Before I secomed to the enchantment of Manali I headed north for Leh. Davin was not going to follow me all the way to Leh but he could not resist the chance to ride up and over the Rotang pass. One of the worlds most dangerous roads that literally translates as ‘The road of the piled of dead’! To be fair the Rotang pass was no where near as bad as it was in 2011 when I last traversed it but still no walk in the park! At the top me and Davin said our goodbyes and I pushed on for leh.

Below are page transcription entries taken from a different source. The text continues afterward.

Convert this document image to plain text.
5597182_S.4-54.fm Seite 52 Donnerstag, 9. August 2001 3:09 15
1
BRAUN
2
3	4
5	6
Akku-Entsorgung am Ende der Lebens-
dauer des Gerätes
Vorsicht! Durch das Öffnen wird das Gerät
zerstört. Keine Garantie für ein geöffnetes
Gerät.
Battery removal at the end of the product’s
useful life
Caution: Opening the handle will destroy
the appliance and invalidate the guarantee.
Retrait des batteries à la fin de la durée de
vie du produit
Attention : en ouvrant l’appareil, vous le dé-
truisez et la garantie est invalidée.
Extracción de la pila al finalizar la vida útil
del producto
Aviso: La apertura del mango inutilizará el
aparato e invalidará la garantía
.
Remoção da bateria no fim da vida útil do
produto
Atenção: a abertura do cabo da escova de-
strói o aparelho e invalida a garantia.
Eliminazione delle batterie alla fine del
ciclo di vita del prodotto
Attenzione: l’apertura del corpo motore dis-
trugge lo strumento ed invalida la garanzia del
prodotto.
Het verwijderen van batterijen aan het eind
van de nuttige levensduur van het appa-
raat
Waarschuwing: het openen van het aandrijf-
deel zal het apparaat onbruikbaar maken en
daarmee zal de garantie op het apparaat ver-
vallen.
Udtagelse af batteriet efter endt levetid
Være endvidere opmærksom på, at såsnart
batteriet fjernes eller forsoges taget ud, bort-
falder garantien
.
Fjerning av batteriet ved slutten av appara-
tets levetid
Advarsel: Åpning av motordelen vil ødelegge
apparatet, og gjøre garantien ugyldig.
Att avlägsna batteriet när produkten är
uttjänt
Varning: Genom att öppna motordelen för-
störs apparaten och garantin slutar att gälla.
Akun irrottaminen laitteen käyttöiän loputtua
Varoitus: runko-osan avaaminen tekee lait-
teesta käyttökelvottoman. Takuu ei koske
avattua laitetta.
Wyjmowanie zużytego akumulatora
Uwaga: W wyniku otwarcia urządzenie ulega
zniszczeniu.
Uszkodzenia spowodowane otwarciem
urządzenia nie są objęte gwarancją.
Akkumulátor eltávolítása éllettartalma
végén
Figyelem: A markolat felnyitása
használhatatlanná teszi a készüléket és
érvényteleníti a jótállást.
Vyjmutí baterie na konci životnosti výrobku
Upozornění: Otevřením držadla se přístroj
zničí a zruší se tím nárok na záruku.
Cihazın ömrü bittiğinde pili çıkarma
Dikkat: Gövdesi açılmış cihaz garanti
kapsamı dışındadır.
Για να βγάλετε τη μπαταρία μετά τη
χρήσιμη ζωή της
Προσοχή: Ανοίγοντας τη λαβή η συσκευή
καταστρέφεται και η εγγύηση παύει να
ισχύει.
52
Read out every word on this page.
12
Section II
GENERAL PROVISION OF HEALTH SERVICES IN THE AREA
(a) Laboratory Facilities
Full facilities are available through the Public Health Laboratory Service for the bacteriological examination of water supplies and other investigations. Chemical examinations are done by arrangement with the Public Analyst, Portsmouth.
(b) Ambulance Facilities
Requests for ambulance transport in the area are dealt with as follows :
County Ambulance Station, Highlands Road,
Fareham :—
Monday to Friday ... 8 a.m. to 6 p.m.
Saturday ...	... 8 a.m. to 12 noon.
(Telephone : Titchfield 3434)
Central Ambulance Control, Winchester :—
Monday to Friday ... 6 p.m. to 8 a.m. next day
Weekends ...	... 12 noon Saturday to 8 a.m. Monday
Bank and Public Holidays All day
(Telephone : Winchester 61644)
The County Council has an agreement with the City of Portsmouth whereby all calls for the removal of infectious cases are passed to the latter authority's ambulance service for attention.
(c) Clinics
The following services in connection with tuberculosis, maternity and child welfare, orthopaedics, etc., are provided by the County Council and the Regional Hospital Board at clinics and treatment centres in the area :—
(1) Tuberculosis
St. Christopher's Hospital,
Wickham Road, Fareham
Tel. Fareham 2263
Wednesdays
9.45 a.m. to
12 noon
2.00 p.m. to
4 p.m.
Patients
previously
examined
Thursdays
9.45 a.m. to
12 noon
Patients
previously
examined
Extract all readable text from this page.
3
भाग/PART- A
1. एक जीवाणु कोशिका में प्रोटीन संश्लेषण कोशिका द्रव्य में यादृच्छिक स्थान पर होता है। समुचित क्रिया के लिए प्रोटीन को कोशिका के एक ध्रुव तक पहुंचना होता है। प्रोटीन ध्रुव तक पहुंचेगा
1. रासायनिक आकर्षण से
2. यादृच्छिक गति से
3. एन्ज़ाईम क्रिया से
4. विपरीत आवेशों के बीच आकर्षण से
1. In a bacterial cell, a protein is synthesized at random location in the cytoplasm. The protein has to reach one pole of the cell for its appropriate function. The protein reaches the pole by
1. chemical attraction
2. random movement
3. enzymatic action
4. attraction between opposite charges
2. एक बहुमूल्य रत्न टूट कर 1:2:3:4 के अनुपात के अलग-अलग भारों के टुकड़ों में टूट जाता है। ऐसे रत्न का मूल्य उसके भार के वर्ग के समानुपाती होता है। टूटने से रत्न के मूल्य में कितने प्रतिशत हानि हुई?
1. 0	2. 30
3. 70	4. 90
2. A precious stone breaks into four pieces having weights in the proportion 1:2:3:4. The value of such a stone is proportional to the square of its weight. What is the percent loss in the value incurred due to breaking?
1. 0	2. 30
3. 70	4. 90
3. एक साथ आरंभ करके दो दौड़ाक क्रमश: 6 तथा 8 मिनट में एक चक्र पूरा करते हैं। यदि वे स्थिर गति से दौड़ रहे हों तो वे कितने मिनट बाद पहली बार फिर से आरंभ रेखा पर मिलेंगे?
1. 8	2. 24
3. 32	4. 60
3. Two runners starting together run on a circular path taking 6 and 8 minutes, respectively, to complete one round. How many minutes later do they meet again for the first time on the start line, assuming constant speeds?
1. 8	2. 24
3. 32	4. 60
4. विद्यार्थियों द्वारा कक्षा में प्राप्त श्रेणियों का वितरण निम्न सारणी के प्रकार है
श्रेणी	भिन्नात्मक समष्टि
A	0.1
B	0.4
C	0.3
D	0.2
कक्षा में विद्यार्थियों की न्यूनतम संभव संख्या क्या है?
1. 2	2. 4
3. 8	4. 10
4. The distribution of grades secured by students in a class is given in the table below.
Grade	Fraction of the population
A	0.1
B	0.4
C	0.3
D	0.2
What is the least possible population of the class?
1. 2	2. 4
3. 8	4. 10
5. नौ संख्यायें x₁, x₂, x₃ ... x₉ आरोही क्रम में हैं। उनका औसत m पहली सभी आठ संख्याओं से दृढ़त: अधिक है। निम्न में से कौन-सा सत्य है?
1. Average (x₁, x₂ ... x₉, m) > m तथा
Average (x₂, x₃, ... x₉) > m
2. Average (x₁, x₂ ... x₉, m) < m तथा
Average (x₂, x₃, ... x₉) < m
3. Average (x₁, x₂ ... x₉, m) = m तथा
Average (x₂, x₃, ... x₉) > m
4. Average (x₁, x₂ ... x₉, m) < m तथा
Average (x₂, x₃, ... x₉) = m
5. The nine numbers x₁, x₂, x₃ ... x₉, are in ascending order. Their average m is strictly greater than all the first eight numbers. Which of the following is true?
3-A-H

I riding between 4000 and 5000 meters now and the sun was soon to disappear behind one of the mountains I was definitely not going to make it to Leh before dark and riding these mountain roads in the dark is guaranteed suicide. I eventually spotted a little plain next to a river just off the road and made my way down to it. Maybe it was the low light that made it look easier than it really was to get down there, but eventually I did and I got my tent set up and my instant noodles boiling away and my home for the night was set. I did not really sleep that well as when the sun went down so did the temperature. I kinda wished I had not sent my sleeping bag home when I was in Vietnam. In the morning I discovered I had made a fucking stupid decision in my desperation to find a place to spend the night.
I loaded the bike up with all my luggage and cruised around the plain next to the river that was my home for the night only to find that all the paths leading back up to the road were all incredibly steep and full of loose stones and sand. Now at sea level this would be no problem at all and I would stick the bike in first and rip it up the bank. However at 4300 meters the bike is like a 40 a day smoker and that bank is like a bloody mountain. I was officially stuck! I removed all the luggage and put it up on the road to lighten the bike but it still could not make it. Luckily 30 minutes later a road construction worker was making his way up the mountain and saw my predicament and helped me by pushing the bike whilst I pushed with my legs and revved the fuck out it shredded my clutch plates.
I was now officially back on the road and once I had finished vomiting all over a pile of rocks thanks to altitude sickness and the massive exertion of energy used to hall this lump of iron and rubber up to the road again I gave the road worker a ride up the mountain to where the rest of his construction buddies were smashing big rocks into smaller rocks to fill the life threatening holes in the road.
Not wanting to spend another cold night on the mountain I pushed for Leh and managed to arrive in the early evening. I made my way to the familiar part of town that is outside of the over priced tourist traps and dropped my luggage off at a guesthouse that was only going to cost me £3.50 a night. My bike had sprung an oil leak on the journey as well as me shredding my clutch plates so I headed to Tashi’s garage to get his opinion on the matter. Over the next couple of weeks I would be spending many more hours at Tashi’s garage, but this is all part of riding an Enfield over unforgiving mountains.